В 1967 году в знаменитой «Речи о привыкании», произнесенной перед слушателями из Тель-Авива и Иерусалима, Грасс сказал: «Я прибыл из страны, с которой связан происхождением и языком, обязывающей традицией и исторической виной, любовью и ненавистью. Я родился в 1927 году в Данциге. В 14 лет я был членом “гитлерюгенда”, в шестнадцать стал солдатом, а в семнадцать я уже был американским военнопленным… Год моего рождения подсказывает: я был слишком молод, чтобы стать нацистом, но достаточно взрослым, чтобы нести на себе печать системы, которая с 1933 по 1945 год сначала удивила мир, а потом ввергла его в состояние ужаса».
А двумя годами раньше в речи по случаю награждения его одной из самых почетных литературных премий — имени Бюхнера — Грасс говорил: «Преступление, совершенное в Освенциме, длится по сей день». Только осознав это, продолжал он, можно понять, почему «вечное и всё растущее семейство попутчиков, соучастников, всё знавших и совиновных», до сих пор лелеет и взращивает в своем сердце ненависть. Речь шла о ненависти к эмигрантам — слово, которое, по мнению Грасса, всё еще оставалось в Западной Германии «клеветнически ругательным».
Он вспоминает, как после войны унижали эмигранта Томаса Манна, нобелевского лауреата, не пожелавшего оставаться в стране, где правили нацисты; какую еще «более пугающую» ненависть питали многие немцы к бывшему эмигранту Вилли Брандту, тогда правящему бургомистру Западного Берлина. Но, ненавидя эмигрантов-антифашистов, население ФРГ, включая новое, послевоенное поколение, спокойно воспринимало в годы правления канцлера Конрада Аденауэра в качестве госсекретаря комментатора нацистских расовых законов Ганса Глобке. «Неписаный закон Германии гласил: эмигрантам нечего возвращаться, — возмущенно говорил Грасс. — Пусть они умирают, как Генрих Гейне или Георг Бюхнер, в Париже или Цюрихе».
Гражданская позиция Грасса, всегда открыто выступавшего против всех затаившихся и нераскаявшихся попутчиков и соучастников нацистского режима, не могла не вызывать злобы и отторжения у тех, кого он задевал.
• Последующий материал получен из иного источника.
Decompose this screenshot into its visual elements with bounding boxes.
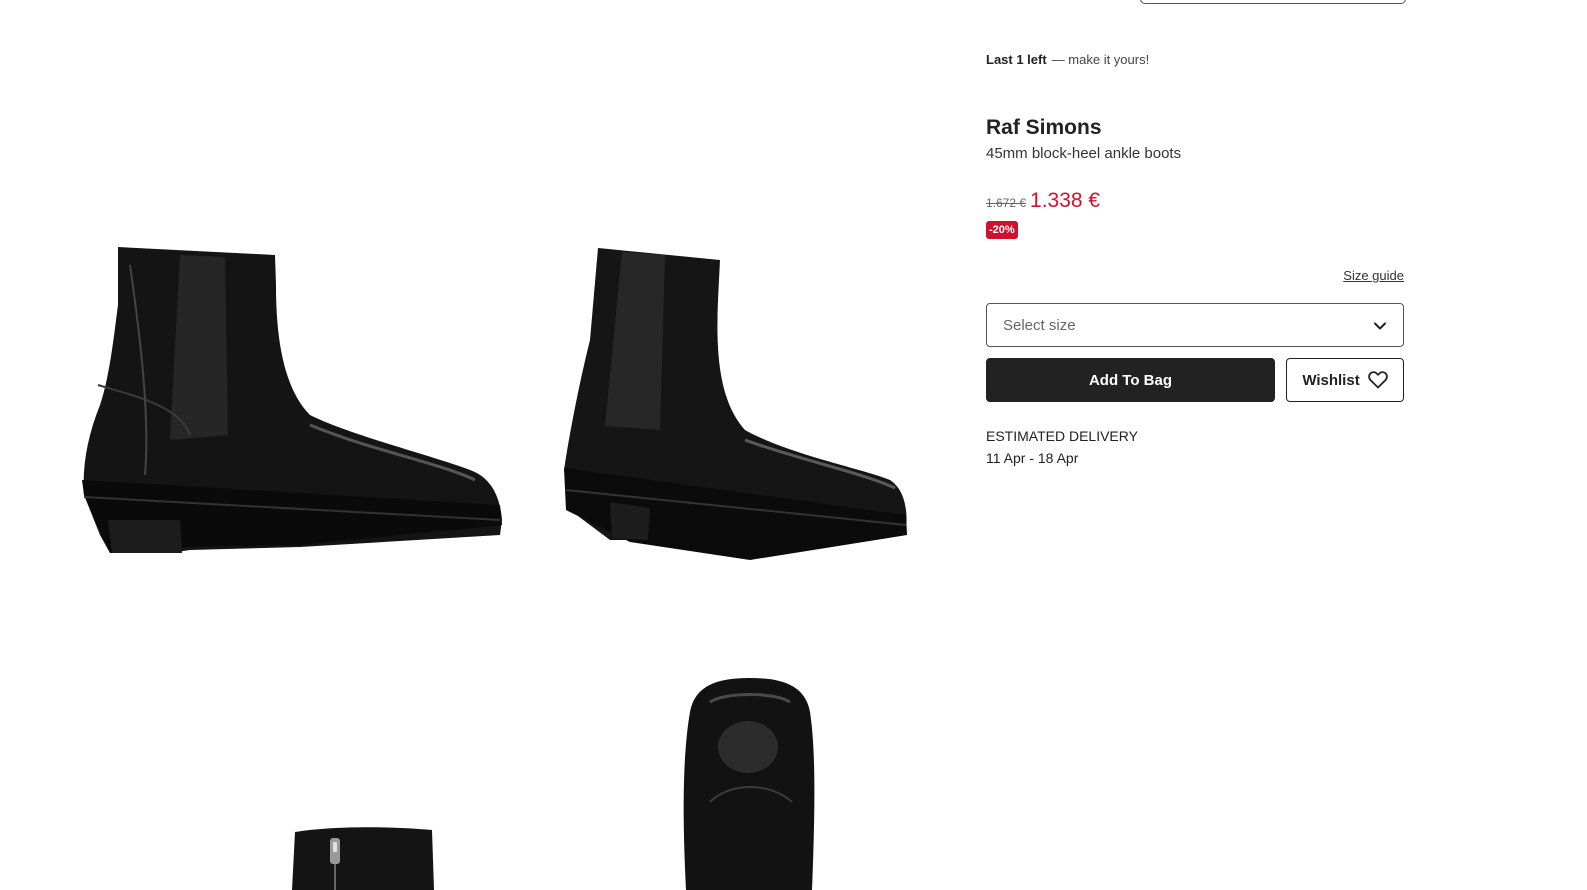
size-guide-link[interactable]: Size guide — [1343, 268, 1404, 283]
estimated-delivery-label: ESTIMATED DELIVERY — [986, 428, 1138, 444]
sale-price: 1.338 € — [1030, 189, 1101, 212]
estimated-delivery-dates: 11 Apr - 18 Apr — [986, 450, 1079, 466]
wishlist-button[interactable]: Wishlist — [1286, 358, 1404, 402]
size-select-placeholder: Select size — [1003, 317, 1076, 334]
product-image-top[interactable] — [670, 672, 830, 890]
stock-message: — make it yours! — [1051, 52, 1150, 67]
product-image-side[interactable] — [70, 235, 515, 570]
chevron-down-icon — [1373, 319, 1387, 338]
product-image-angle[interactable] — [550, 240, 920, 570]
stock-notice: Last 1 left — make it yours! — [986, 52, 1149, 67]
brand-name[interactable]: Raf Simons — [986, 116, 1102, 140]
stock-count: Last 1 left — [986, 52, 1047, 67]
size-select[interactable]: Select size — [986, 303, 1404, 347]
add-to-bag-button[interactable]: Add To Bag — [986, 358, 1275, 402]
discount-badge: -20% — [986, 221, 1018, 239]
price-row: 1.672 €1.338 € — [986, 189, 1100, 213]
wishlist-label: Wishlist — [1302, 371, 1360, 389]
heart-icon — [1367, 371, 1388, 389]
product-description: 45mm block-heel ankle boots — [986, 145, 1182, 162]
product-gallery — [0, 0, 950, 890]
product-image-inner[interactable] — [280, 820, 450, 890]
original-price: 1.672 € — [986, 196, 1027, 210]
top-selector-edge[interactable] — [1140, 0, 1406, 4]
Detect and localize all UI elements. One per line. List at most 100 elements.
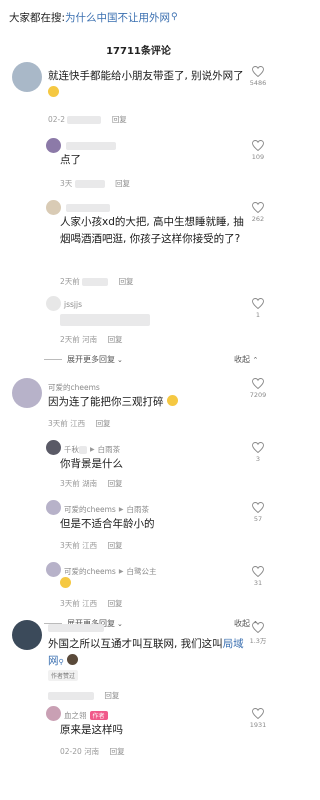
reply-button[interactable]: 回复 <box>119 277 134 286</box>
reply-button[interactable]: 回复 <box>108 599 123 608</box>
like-button[interactable]: 262 <box>248 202 268 223</box>
comment-text[interactable]: 点了 <box>60 152 81 169</box>
comment-text[interactable]: 人家小孩xd的大把, 高中生想睡就睡, 抽烟喝酒酒吧逛, 你孩子这样你接受的了? <box>60 214 248 248</box>
comment-text[interactable]: 原来是这样吗 <box>60 722 123 739</box>
like-button[interactable]: 1931 <box>248 708 268 729</box>
avatar[interactable] <box>12 620 42 650</box>
heart-icon <box>252 140 264 151</box>
reply-arrow-icon: ▶ <box>118 568 124 575</box>
reply-button[interactable]: 回复 <box>104 691 119 700</box>
like-count: 1 <box>255 311 261 319</box>
comment-text[interactable]: 外国之所以互通才叫互联网, 我们这叫局域网⚲ <box>48 636 248 671</box>
comment-text[interactable]: 就连快手都能给小朋友带歪了, 别说外网了 <box>48 68 248 102</box>
avatar[interactable] <box>46 138 61 153</box>
comment-meta: 回复 <box>48 690 119 701</box>
comment-count: 17711条评论 <box>106 46 171 57</box>
avatar[interactable] <box>46 562 61 577</box>
heart-icon <box>252 202 264 213</box>
chevron-up-icon: ⌃ <box>252 356 259 364</box>
reply-button[interactable]: 回复 <box>96 419 111 428</box>
like-button[interactable]: 57 <box>248 502 268 523</box>
comment-meta: 3天前 江西 回复 <box>60 541 123 550</box>
like-button[interactable]: 5486 <box>248 66 268 87</box>
comment-meta: 3天前 江西 回复 <box>48 419 111 428</box>
avatar[interactable] <box>12 378 42 408</box>
heart-icon <box>252 566 264 577</box>
comment-meta: 3天前 湖南 回复 <box>60 479 123 488</box>
like-button[interactable]: 7209 <box>248 378 268 399</box>
avatar[interactable] <box>12 62 42 92</box>
like-count: 7209 <box>249 391 267 399</box>
heart-icon <box>252 708 264 719</box>
comment-text[interactable]: 你背景是什么 <box>60 456 123 473</box>
like-count: 109 <box>251 153 265 161</box>
comment-meta: 2天前 回复 <box>60 277 134 286</box>
heart-icon <box>252 502 264 513</box>
reply-button[interactable]: 回复 <box>108 541 123 550</box>
username: 可爱的cheems ▶ 白鹭公主 <box>64 567 157 576</box>
avatar[interactable] <box>46 296 61 311</box>
avatar[interactable] <box>46 500 61 515</box>
reply-button[interactable]: 回复 <box>115 179 130 188</box>
comment-meta: 02-2 回复 <box>48 115 127 124</box>
reply-arrow-icon: ▶ <box>90 446 95 453</box>
avatar[interactable] <box>46 200 61 215</box>
grin-emoji-icon <box>48 86 59 97</box>
comment-meta: 3天 回复 <box>60 179 131 188</box>
username <box>66 204 110 212</box>
username: 可爱的cheems ▶ 白雨茶 <box>64 505 149 514</box>
reply-button[interactable]: 回复 <box>108 479 123 488</box>
comment-text[interactable] <box>60 312 150 329</box>
heart-icon <box>252 66 264 77</box>
laugh-emoji-icon <box>60 577 71 588</box>
laugh-emoji-icon <box>166 395 178 406</box>
search-suggestion-bar[interactable]: 大家都在搜: 为什么中国不让用外网 ⚲ <box>0 0 277 34</box>
comment-meta: 2天前 河南 回复 <box>60 335 123 344</box>
username <box>48 624 104 632</box>
chevron-down-icon: ⌄ <box>117 619 123 628</box>
divider <box>44 359 62 360</box>
reply-button[interactable]: 回复 <box>112 115 127 124</box>
cool-emoji-icon <box>66 654 78 665</box>
username: 千秋 ▶ 白雨茶 <box>64 445 121 454</box>
reply-button[interactable]: 回复 <box>110 747 125 756</box>
search-query-link[interactable]: 为什么中国不让用外网 <box>65 10 170 25</box>
heart-icon <box>252 378 264 389</box>
avatar[interactable] <box>46 440 61 455</box>
heart-icon <box>252 298 264 309</box>
chevron-down-icon: ⌄ <box>117 355 123 364</box>
like-button[interactable]: 1 <box>248 298 268 319</box>
username: jssjjs <box>64 300 82 309</box>
like-button[interactable]: 31 <box>248 566 268 587</box>
search-prefix: 大家都在搜: <box>9 11 66 24</box>
like-count: 1931 <box>249 721 267 729</box>
avatar[interactable] <box>46 706 61 721</box>
expand-replies-button[interactable]: 展开更多回复 ⌄ <box>44 354 123 365</box>
like-button[interactable]: 1.3万 <box>248 622 268 645</box>
username[interactable]: 可爱的cheems <box>48 382 100 393</box>
heart-icon <box>252 622 264 633</box>
like-count: 262 <box>251 215 265 223</box>
heart-icon <box>252 442 264 453</box>
like-button[interactable]: 3 <box>248 442 268 463</box>
like-count: 3 <box>255 455 261 463</box>
like-button[interactable]: 109 <box>248 140 268 161</box>
like-count: 57 <box>253 515 263 523</box>
reply-arrow-icon: ▶ <box>118 506 124 513</box>
comment-text[interactable]: 因为连了能把你三观打碎 <box>48 394 178 411</box>
search-icon: ⚲ <box>58 658 64 666</box>
comment-meta: 3天前 江西 回复 <box>60 599 123 608</box>
search-icon: ⚲ <box>171 12 178 22</box>
collapse-button[interactable]: 收起 ⌃ <box>234 354 258 365</box>
comment-meta: 02-20 河南 回复 <box>60 747 125 756</box>
reply-button[interactable]: 回复 <box>108 335 123 344</box>
comment-text[interactable]: 但是不适合年龄小的 <box>60 516 155 533</box>
like-count: 5486 <box>249 79 267 87</box>
author-tag: 作者 <box>89 711 108 720</box>
author-liked-badge: 作者赞过 <box>48 670 79 681</box>
like-count: 1.3万 <box>249 637 267 645</box>
expand-label: 展开更多回复 <box>67 355 115 364</box>
username <box>66 142 116 150</box>
comment-text[interactable] <box>60 576 71 593</box>
like-count: 31 <box>253 579 263 587</box>
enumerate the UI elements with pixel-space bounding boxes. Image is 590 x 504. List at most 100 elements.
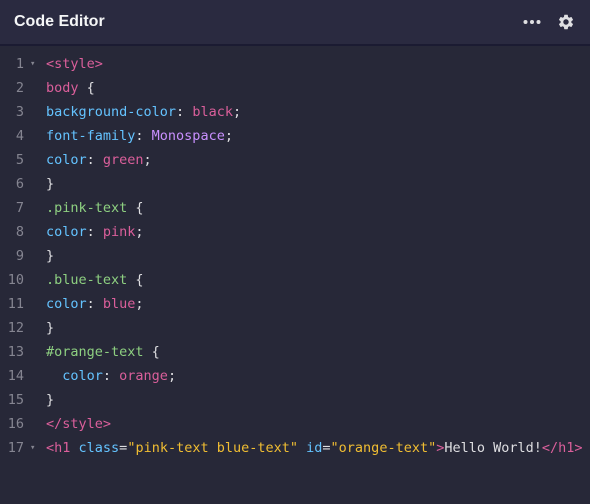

Грасс был не единственным. Еще раньше, сразу после войны, о сходных вещах говорил Карл Ясперс. Немецкий народ, считал он, несет двойную вину. Во-первых, за безоговорочное подчинение политическому вождю и, во-вторых, за сущность вождя, которому подчинился. Немцы, уверен философ, ответственны «за режим, за деяния режима», за развязывание войны, «за того фюрера, которому позволили оказаться во главе». Как немец, как человек, говорящий по-немецки, он не может не чувствовать себя ответственным за всё, что «произрастает из немецкого». Эта мысль очень близка тому, о чем пишет в своем эссе «Германия и немцы» Томас Манн, который тоже — как немец — считает себя ответственным за всё, что совершала Германия.